Grab a Coffee
“We’d love to grab a coffee.”
Standard operating procedure for emails from someone who wants to meet with you and see if the things you are working on are mutually beneficial in some way. Seemingly harmless, but for people who are very busy working on things all the time, it comes across as almost rude. It doesn’t respect time. Of course I don’t want to sit around and just theorize ways we can work together, I’d rather be, you know, actually working. I’d way rather you come with fully formed ideas. That is usually highly effective on me.
Of course Paul Grahm has a great article which mentions this, quoted here:
Business people in Silicon Valley (and the whole world, for that matter) have speculative meetings all the time. They’re effectively free if you’re on the manager’s schedule. They’re so common that there’s distinctive language for proposing them: saying that you want to ‘grab coffee,’ for example.

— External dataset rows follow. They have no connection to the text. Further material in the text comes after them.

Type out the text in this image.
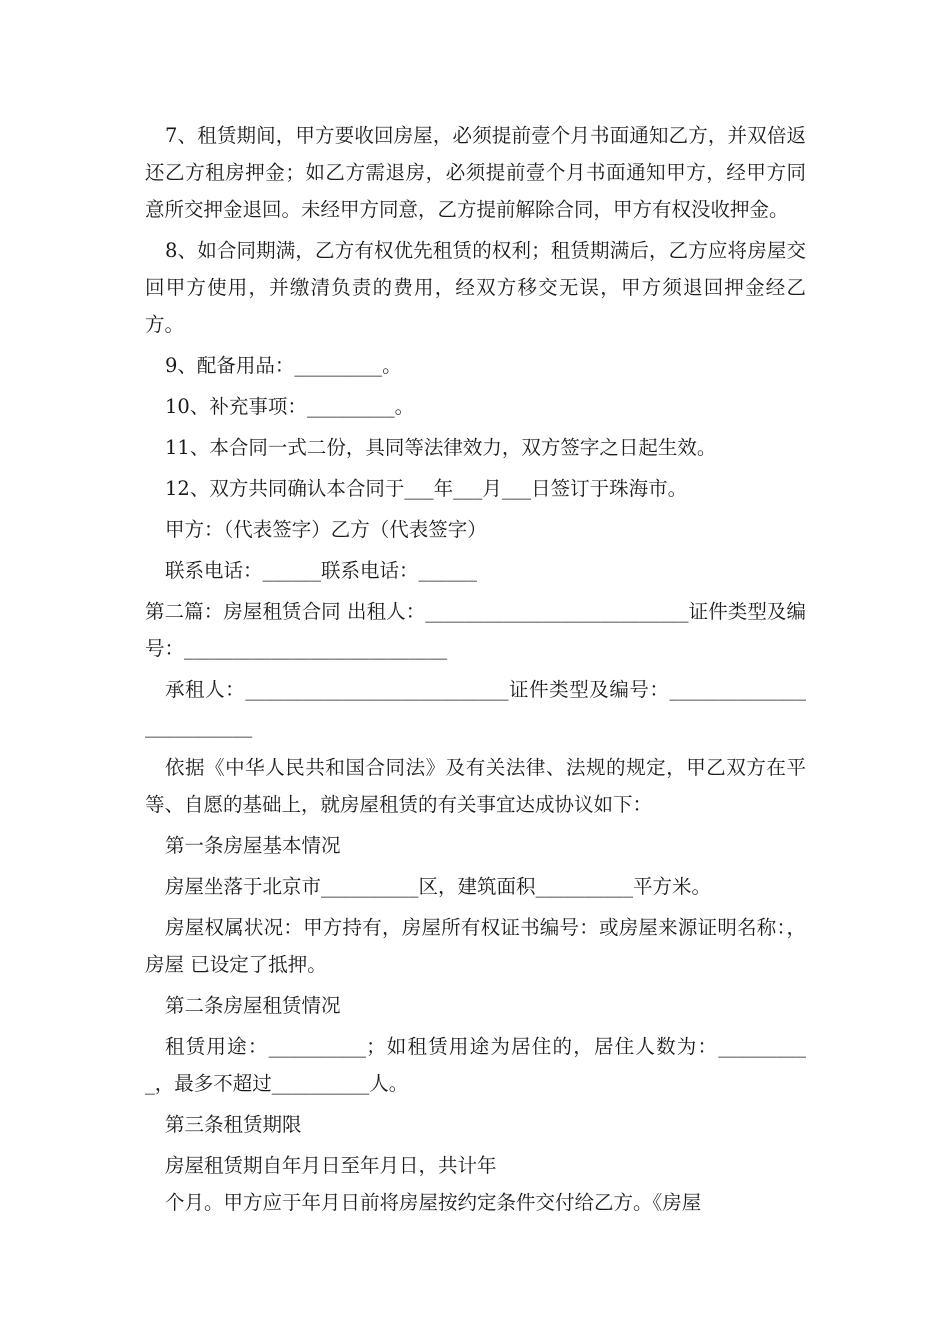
7、租赁期间，甲方要收回房屋，必须提前壹个月书面通知乙方，并双倍返还乙方租房押金；如乙方需退房，必须提前壹个月书面通知甲方，经甲方同意所交押金退回。未经甲方同意，乙方提前解除合同，甲方有权没收押金。

8、如合同期满，乙方有权优先租赁的权利；租赁期满后，乙方应将房屋交回甲方使用，并缴清负责的费用，经双方移交无误，甲方须退回押金经乙方。

9、配备用品：_________。

10、补充事项：_________。

11、本合同一式二份，具同等法律效力，双方签字之日起生效。

12、双方共同确认本合同于___年___月___日签订于珠海市。

甲方：（代表签字）乙方（代表签字）

联系电话：______联系电话：______

第二篇：房屋租赁合同 出租人：___________________________证件类型及编号：___________________________

承租人：___________________________证件类型及编号：_________________________

依据《中华人民共和国合同法》及有关法律、法规的规定，甲乙双方在平等、自愿的基础上，就房屋租赁的有关事宜达成协议如下：

第一条房屋基本情况

房屋坐落于北京市__________区，建筑面积__________平方米。

房屋权属状况：甲方持有，房屋所有权证书编号：或房屋来源证明名称：，房屋 已设定了抵押。

第二条房屋租赁情况

租赁用途：__________；如租赁用途为居住的，居住人数为：__________，最多不超过__________人。

第三条租赁期限

房屋租赁期自年月日至年月日，共计年

个月。甲方应于年月日前将房屋按约定条件交付给乙方。《房屋
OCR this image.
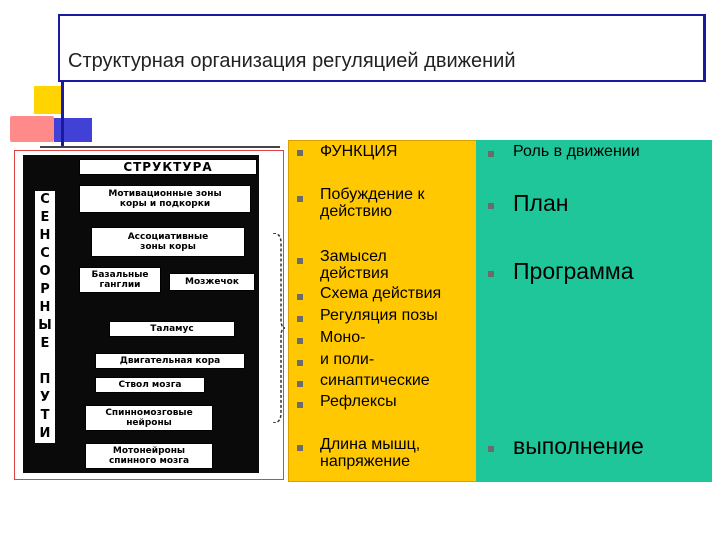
Структурная организация регуляцией движений
СТРУКТУРА
С
Е
Н
С
О
Р
Н
Ы
Е

П
У
Т
И
Мотивационные зоны
коры и подкорки
Ассоциативные
зоны коры
Базальные
ганглии	Мозжечок
Таламус
Двигательная кора
Ствол мозга
Спинномозговые
нейроны
Мотонейроны
спинного мозга
ФУНКЦИЯ
Побуждение к
действию
Замысел
действия
Схема действия
Регуляция позы
Моно-
и поли-
синаптические
Рефлексы
Длина мышц,
напряжение
Роль в движении
План
Программа
выполнение
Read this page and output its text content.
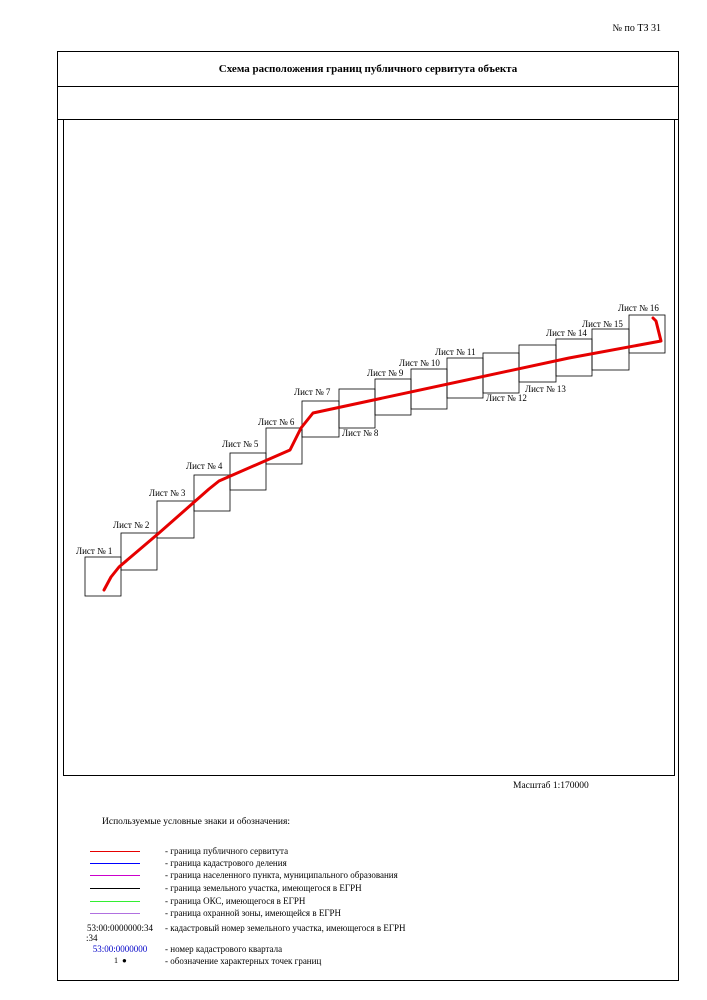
№ по ТЗ 31
Схема расположения границ публичного сервитута объекта
Лист № 1
Лист № 2
Лист № 3
Лист № 4
Лист № 5
Лист № 6
Лист № 7
Лист № 8
Лист № 9
Лист № 10
Лист № 11
Лист № 12
Лист № 13
Лист № 14
Лист № 15
Лист № 16
Масштаб 1:170000
Используемые условные знаки и обозначения:
- граница публичного сервитута
- граница кадастрового деления
- граница населенного пункта, муниципального образования
- граница земельного участка, имеющегося в ЕГРН
- граница ОКС, имеющегося в ЕГРН
- граница охранной зоны, имеющейся в ЕГРН
53:00:0000000:34
:34
- кадастровый номер земельного участка, имеющегося в ЕГРН
53:00:0000000	- номер кадастрового квартала
1 ●	- обозначение характерных точек границ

Speculative meetings are terribly costly if you’re on the maker’s schedule, though. Which puts us in something of a bind. Everyone assumes that, like other investors, we run on the manager’s schedule. So they introduce us to someone they think we ought to meet, or send us an email proposing we grab coffee. At this point we have two options, neither of them good: we can meet with them, and lose half a day’s work; or we can try to avoid meeting them, and probably offend them.
So responding to these “grab a coffee” requests is a lose-lose scenario. That’s a bummer isn’t it? Maybe there could be some social convention that makes these two ideas sync up a little nicer. Perhaps a hard-promise that the meeting won’t be longer than 10 minutes.
Not that this happens to me very often, but my usual is to let them know conferences I’ll be at soon. I feel that’s pretty genuine because at conferences I’m usually super happy to talk about work-ish things and have already factored in that I won’t be directly working.